Two metrics are used to evaluate the experimental results. (1) The first metric is the success rate which is defined as,

$$ score = \frac{{area(ROI_{T} \cap ROI_{G} )}}{{area(ROI_{T} \cup ROI_{G} )}} $$
(17)

where \( ROI_{G} \) is the ground truth bounding box and \( ROI_{T} \) is the tracking bounding box. If score is larger than 0.5 in one frame, the tracking result is considered as a success.

Table 1 shows the comparison of success rate in the test video. The proposed algorithm achieves the best or second best performance. Compared with the CT algorithm, the average tracking success rate of M-ALCT is improved by 15.7%. The last row of Table 1 gives the average frames per second. ALCT-KF performs well in speed (only slightly slower than CT method) which is faster than ODFS, TLD methods.

Table 1. Success rate (SR) (%) and average frames per second (FPS). (Top two result are shown in Bold and italic).

The second metric is the center location error which is defined as the euclidean distance between the central locations of the tracked object and the manually labeled ground truth.

$$ CLE = \sqrt {(x_{T} - x_{G} )^{2} + (y_{T} - y_{G} )^{2} } $$
(18)

The tracking error of the proposed algorithm is smaller than other algorithms, which can be maintained within 15 pixels (see Fig. 3).

Fig. 3.
figure 3

Error plots in terms of center location error for 6 test sequences. (Color figure online)

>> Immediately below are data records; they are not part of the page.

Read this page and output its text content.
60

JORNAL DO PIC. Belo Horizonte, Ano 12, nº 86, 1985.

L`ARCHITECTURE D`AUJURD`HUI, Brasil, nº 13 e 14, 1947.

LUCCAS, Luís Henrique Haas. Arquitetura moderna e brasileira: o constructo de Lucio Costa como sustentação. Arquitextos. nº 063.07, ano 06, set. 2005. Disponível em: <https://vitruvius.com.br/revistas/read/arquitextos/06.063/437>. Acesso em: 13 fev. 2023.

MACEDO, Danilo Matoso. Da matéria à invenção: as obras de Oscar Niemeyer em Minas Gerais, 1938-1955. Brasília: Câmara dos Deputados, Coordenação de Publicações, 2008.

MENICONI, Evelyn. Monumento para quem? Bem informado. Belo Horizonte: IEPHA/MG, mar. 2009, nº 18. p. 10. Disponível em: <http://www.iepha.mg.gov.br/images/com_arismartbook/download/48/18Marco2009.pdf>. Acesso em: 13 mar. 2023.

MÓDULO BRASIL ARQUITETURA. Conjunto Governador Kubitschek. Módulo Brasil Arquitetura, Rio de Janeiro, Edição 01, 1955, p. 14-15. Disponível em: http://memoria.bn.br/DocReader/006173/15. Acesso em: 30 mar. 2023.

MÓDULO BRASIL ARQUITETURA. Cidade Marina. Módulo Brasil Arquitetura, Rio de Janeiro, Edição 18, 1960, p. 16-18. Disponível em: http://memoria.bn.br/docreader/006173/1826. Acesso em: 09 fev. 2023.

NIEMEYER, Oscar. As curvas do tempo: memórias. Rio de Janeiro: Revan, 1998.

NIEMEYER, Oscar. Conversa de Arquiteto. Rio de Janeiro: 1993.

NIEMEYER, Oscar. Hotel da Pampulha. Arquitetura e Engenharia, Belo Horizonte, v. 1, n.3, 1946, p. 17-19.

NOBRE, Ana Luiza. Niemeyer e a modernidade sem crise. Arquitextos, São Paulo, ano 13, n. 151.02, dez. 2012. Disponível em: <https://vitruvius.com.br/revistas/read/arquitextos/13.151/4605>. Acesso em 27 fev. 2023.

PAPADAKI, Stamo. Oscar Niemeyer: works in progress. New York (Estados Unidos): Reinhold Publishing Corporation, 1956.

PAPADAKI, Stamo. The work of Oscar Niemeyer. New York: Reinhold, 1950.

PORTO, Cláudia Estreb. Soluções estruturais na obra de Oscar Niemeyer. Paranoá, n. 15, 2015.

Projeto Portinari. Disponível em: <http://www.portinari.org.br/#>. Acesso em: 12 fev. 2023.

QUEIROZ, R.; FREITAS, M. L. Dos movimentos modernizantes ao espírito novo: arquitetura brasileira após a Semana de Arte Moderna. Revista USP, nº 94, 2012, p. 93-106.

The object in the Dudek and FaceOcc2 sequences (see Fig. 4) is subject to partial occlusion and heavy occlusion. In the Cliff bar and Motocross sequences (see Fig. 5), the object is abrupt motion and rotation which lead to the appearances of objects change significant and motion blur. The David and Pedestrian sequences (see Fig. 6) are challenging due to illumination variation and similar object. Through the above experiments the proposed algorithm effectively avoids the tracking failure when occlusion, abrupt motion, motion blur, similar target and other situations occur.

Fig. 4.
figure 4

Tracking results of the occlusion sequences. (Color figure online)

Fig. 5.
figure 5

Some sample tracking results of abrupt motion and rotation sequences. (Color figure online)

Fig. 6.
figure 6

Tracking results of illumination variation and similar object. (Color figure online)

5 Conclusion

In this paper, an adaptive learning compressive tracking algorithm based on Kalman filter is proposed to deal with the problem of occlusion, fast moving, rotation and similar object. Tracking drift problem is alleviated by using tracking confidence map to adaptively update the classifier model and Kalman filter algorithm is used to predict the object location and reduce the impact of noise. Experiments show that the proposed algorithm has better tracking accuracy and robustness and it is easy to implement and achieves real-time performance.